3. Division of Neonatology, Department of Pediatrics, Prince Sultan Military Medical City, Riyadh, Saudi Arabia

4. Department of Applied Pharmaceutical Sciences and Clinical Pharmacy, Faculty of Pharmacy, Isra University, Amman, Jordan.

Abstract

The etiologies of thrombocytopenia are highly diverse; however, early neonatal thrombocytopenia might be more common among extremely low-weight neonates. Therefore, in this study, we aimed to examine the current neonatal platelet (PLT) transfusion practices in Saudi Arabia. This is a cross-sectional online survey study that was conducted between October and December 2022. Convenience sampling was used to recruit the participants. In this study, we developed a questionnaire based on an extensive literature review to examine current neonatal PLT transfusion practices. A total of 81 neonatologists participated. The vast majority of them (85.2%) were practicing in a level 3 neonatal intensive care unit, with 60.0% of them reporting that they transfuse PLTs over 1 hour. Around 53% reported that they typically order 10 mL/kg per PLT transfusion. Up to 34.6% of the study participants reported that they use pooled whole-blood-derived PLT products in their practicing unit. Almost half (48.0%) of the study participants reported that they have written guidelines for PLT transfusion in their practicing unit, with 81.1% reporting that the PLT transfusion threshold was stated in the guidelines. Neonatal thrombocytopenia is typically treated with PLT transfusions.
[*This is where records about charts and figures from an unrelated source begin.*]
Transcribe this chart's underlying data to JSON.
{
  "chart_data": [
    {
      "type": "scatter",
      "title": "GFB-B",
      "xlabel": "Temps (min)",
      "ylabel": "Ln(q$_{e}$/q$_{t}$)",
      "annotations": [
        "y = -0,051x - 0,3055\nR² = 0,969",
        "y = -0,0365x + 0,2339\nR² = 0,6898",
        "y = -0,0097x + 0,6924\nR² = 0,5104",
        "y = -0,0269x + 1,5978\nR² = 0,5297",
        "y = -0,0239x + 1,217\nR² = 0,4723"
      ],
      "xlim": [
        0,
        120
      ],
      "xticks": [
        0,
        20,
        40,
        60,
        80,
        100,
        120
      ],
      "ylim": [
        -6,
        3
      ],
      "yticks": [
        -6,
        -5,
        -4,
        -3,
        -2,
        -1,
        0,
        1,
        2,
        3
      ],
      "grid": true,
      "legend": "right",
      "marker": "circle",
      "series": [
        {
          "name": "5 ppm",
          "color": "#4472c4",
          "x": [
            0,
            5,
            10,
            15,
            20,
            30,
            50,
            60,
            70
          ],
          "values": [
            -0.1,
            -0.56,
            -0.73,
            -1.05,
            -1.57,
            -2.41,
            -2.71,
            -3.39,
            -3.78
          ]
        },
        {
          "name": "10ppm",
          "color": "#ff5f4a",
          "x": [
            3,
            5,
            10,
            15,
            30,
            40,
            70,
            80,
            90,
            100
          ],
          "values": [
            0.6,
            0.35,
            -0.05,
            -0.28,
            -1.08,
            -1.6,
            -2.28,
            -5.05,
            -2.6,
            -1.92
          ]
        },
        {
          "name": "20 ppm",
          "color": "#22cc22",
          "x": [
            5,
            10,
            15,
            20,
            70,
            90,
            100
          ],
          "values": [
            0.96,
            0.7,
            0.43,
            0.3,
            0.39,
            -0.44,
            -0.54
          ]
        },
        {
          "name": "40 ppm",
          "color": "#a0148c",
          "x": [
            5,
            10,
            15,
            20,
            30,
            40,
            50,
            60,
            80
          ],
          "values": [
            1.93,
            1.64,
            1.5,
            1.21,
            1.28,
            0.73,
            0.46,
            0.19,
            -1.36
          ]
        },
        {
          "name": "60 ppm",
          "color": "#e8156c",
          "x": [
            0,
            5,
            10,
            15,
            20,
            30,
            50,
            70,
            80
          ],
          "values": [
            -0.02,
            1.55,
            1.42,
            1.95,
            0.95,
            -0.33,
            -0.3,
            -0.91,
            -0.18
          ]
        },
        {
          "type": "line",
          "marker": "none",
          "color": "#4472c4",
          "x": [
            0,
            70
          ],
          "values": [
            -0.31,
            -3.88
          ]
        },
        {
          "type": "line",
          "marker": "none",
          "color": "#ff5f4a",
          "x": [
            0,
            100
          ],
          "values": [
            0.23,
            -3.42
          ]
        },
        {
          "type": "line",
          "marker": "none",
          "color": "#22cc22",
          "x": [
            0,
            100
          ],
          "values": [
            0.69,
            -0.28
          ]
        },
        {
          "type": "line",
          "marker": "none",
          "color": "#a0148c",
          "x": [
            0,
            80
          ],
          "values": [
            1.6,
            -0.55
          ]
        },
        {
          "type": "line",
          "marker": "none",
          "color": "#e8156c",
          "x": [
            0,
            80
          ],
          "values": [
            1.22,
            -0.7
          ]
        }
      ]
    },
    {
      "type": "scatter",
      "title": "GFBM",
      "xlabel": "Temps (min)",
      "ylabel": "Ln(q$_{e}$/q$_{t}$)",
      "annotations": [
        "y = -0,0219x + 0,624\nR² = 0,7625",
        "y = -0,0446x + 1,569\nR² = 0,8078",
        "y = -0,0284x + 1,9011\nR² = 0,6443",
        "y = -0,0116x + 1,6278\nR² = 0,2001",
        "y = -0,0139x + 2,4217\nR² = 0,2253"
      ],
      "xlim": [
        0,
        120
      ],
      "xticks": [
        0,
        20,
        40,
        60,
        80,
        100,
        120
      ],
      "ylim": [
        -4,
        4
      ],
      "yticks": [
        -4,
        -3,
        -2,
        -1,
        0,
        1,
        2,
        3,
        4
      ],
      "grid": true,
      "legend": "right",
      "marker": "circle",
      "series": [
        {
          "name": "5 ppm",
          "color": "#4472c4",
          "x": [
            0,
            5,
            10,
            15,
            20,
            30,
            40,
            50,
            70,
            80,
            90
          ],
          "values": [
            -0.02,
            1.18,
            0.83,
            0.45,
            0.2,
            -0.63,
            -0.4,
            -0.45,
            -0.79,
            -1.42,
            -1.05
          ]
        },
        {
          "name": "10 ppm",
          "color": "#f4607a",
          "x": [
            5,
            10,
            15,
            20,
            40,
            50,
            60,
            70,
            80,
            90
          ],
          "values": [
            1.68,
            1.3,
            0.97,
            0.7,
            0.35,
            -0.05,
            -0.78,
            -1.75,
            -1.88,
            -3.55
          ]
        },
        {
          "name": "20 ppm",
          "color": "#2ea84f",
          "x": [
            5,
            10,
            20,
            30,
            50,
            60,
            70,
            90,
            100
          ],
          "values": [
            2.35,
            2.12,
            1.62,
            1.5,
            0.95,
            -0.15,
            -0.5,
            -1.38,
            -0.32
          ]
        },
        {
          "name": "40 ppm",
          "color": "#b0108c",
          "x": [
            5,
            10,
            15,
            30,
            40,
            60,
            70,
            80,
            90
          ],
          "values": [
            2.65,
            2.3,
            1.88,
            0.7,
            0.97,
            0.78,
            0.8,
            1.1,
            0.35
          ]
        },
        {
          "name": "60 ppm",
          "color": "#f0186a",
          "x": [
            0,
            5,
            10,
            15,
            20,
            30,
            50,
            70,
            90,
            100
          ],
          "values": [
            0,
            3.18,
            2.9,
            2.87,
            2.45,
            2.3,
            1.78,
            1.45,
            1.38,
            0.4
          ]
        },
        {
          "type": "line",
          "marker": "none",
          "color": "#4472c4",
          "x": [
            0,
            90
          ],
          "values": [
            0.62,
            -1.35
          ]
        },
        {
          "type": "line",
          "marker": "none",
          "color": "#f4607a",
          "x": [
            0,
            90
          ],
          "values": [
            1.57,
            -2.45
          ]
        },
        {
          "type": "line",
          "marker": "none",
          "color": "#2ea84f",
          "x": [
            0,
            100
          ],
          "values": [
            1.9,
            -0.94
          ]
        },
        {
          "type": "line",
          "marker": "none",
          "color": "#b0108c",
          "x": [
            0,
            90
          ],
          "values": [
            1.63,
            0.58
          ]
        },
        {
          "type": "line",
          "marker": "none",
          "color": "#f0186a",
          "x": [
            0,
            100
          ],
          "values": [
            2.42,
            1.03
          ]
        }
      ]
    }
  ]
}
PLT transfusion criteria should be lowered in light of recent evidence suggesting that doing so may be counterproductive. However, there is some disagreement about whether a PLT count constitutes a medical emergency requiring a transfusion for a newborn baby. Furthermore, there is a great deal of variation in the administration of PLT infusions in Saudi Arabia because of the absence of clear protocols. Strict neonatal PLT transfusion standards and carefully planned clinical research are needed to address the risks and/or benefits of these diverse methods.